Not particularly a Dawkins fan but I dont think OP really understands the philosophical point Dawkins is making. OP complains that Dawkins hasnt considered how LLMs work and how its obvious they're nothing like brains. You can’t just look at the outputs, without investigating the underlying mechanisms, and conclude that two entities with similar outputs reach those similar outputs by similar means. ... But its a longstanding position in philosophy (i.e. not everyone might take this position, but its a well known one) that discussion about consciousness should perhaps only really concern itself with the outputs. The gist of Dawkins short piece is basically "we always used the turing test as a yardstick for consciousness, it seemed unachievable for a long time. Now thats its been achieved, what is the rationale for moving the goalposts?". And I think thats an interesting point to make. Dawkins maintains that the Turing Test should be enough, by making a point about competence: Here's dawkins piece: https://unherd.com/2026/04/is-ai-the-next-phase-of-evolution... Brains under natural selection have evolved this astonishing and elaborate faculty we call consciousness. It should confer some survival advantage. There should exist some competence which could only be possessed by a conscious being. My conversations with several Claudes and ChatGPTs have convinced me that these intelligent beings are at least as competent as any evolved organism. If Claudia really is unconscious, then her manifest and versatile competence seems to show that a competent zombie could survive very well without consciousness. .... Or, thirdly, are there two ways of being competent, the conscious way and the unconscious (or zombie) way? Could it be that some life forms on Earth have evolved competence via the consciousness trick — while life on some alien planet has evolved an equivalent competence via the unconscious, zombie trick? And if we ever meet such competent aliens, will there be any way to tell which trick they are using?

nwhnwh

Nothing surprising.

bastawhiz

> Claude is akin to a counterfeit person.

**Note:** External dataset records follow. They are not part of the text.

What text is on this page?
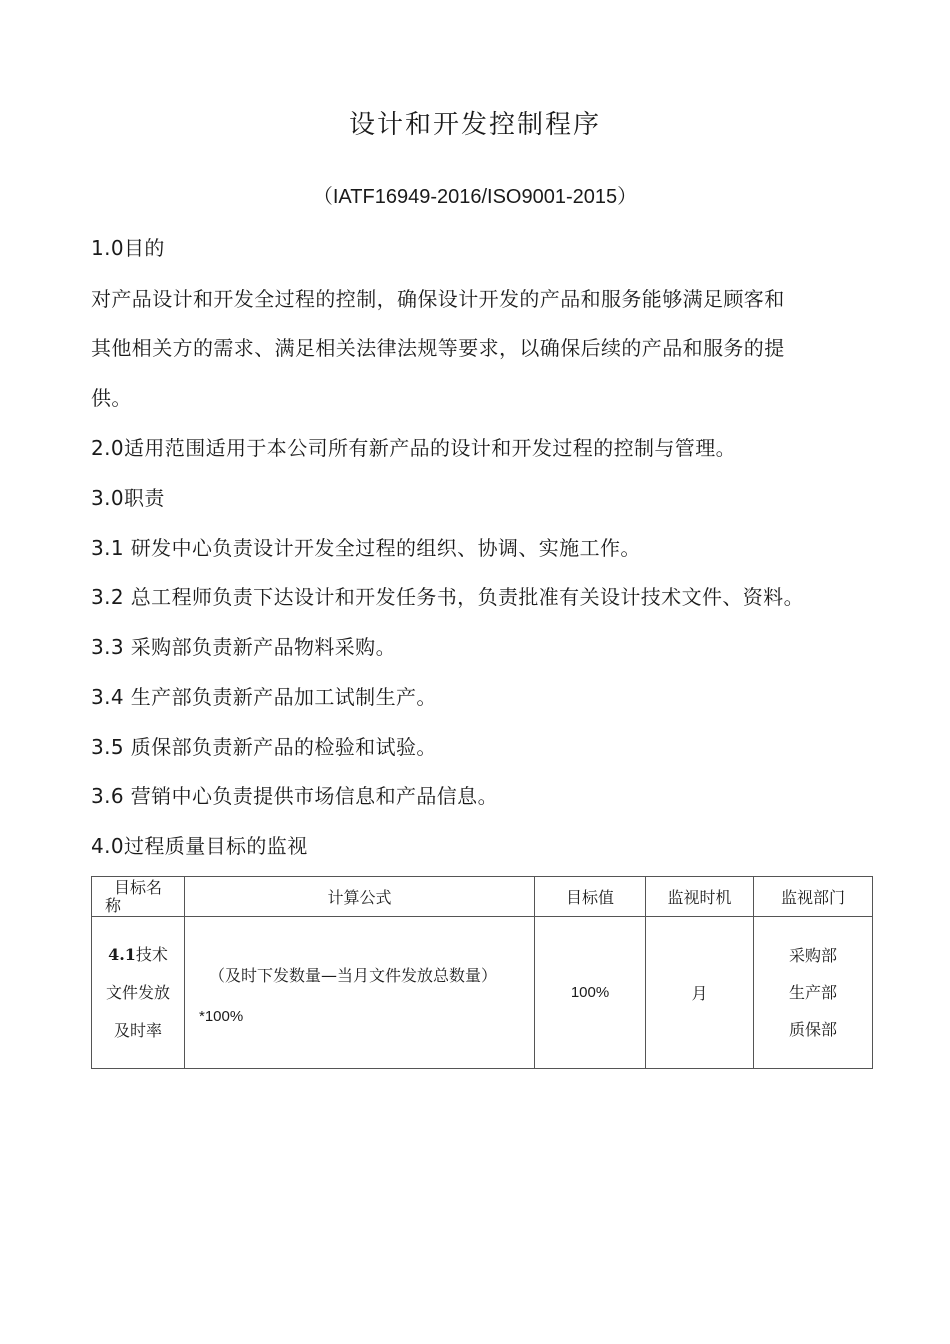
设计和开发控制程序
（IATF16949-2016/ISO9001-2015）
1.0目的
对产品设计和开发全过程的控制，确保设计开发的产品和服务能够满足顾客和
其他相关方的需求、满足相关法律法规等要求，以确保后续的产品和服务的提
供。
2.0适用范围适用于本公司所有新产品的设计和开发过程的控制与管理。
3.0职责
3.1 研发中心负责设计开发全过程的组织、协调、实施工作。
3.2 总工程师负责下达设计和开发任务书，负责批准有关设计技术文件、资料。
3.3 采购部负责新产品物料采购。
3.4 生产部负责新产品加工试制生产。
3.5 质保部负责新产品的检验和试验。
3.6 营销中心负责提供市场信息和产品信息。
4.0过程质量目标的监视
目标名
称	计算公式	目标值	监视时机	监视部门
4.1技术
文件发放
及时率	（及时下发数量—当月文件发放总数量）
*100%	100%	月	采购部
生产部
质保部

Dawkins should never have glorified such a thing. I find this sentence to diminish the author's argument. I'm not going to claim an LLM is or is not conscious, but there's a shaky ground here where you either say "consciousness is a product of the kind of biology that humans have" and dismiss the lack of lived experience or internal states as mimicry (as the author does) OR you say "what LLMs are doing is a counterfeit" which suggests a real output produced through different means. If I have a counterfeit Rolex, nobody denies that the watch can tell time. A counterfeit human isn't a human and it's not made by nature, but the implication is that it's effectively doing the same thing. That's a different thing than the author starts out saying. I think it's important that when you talk about consciousness, you pin down exactly what you mean. Does it require the entity to have a mechanism for experiencing emotion? For exhibiting reasoning ability? For exhibiting characteristics of common sense? I don't think it's a useful definition to say, flatly, "does the things an adult human does through the same mechanisms".

dekhn

I start from the assumption that I am a philosophical zombie, and that makes all this argument pretty irrelevant. More realistically, I'm in the camp that if we keep developing machine learning in the right directions, we may actually end up with something that generates emergent consciousness, or something indistinguishable from it, and the difference is not really that important to me.

kelseyfrog

I'm much more interested in determining if AI has Atman, Nous, Neshamah, or Vijñāna. Consciousness in comparison is relatively boring.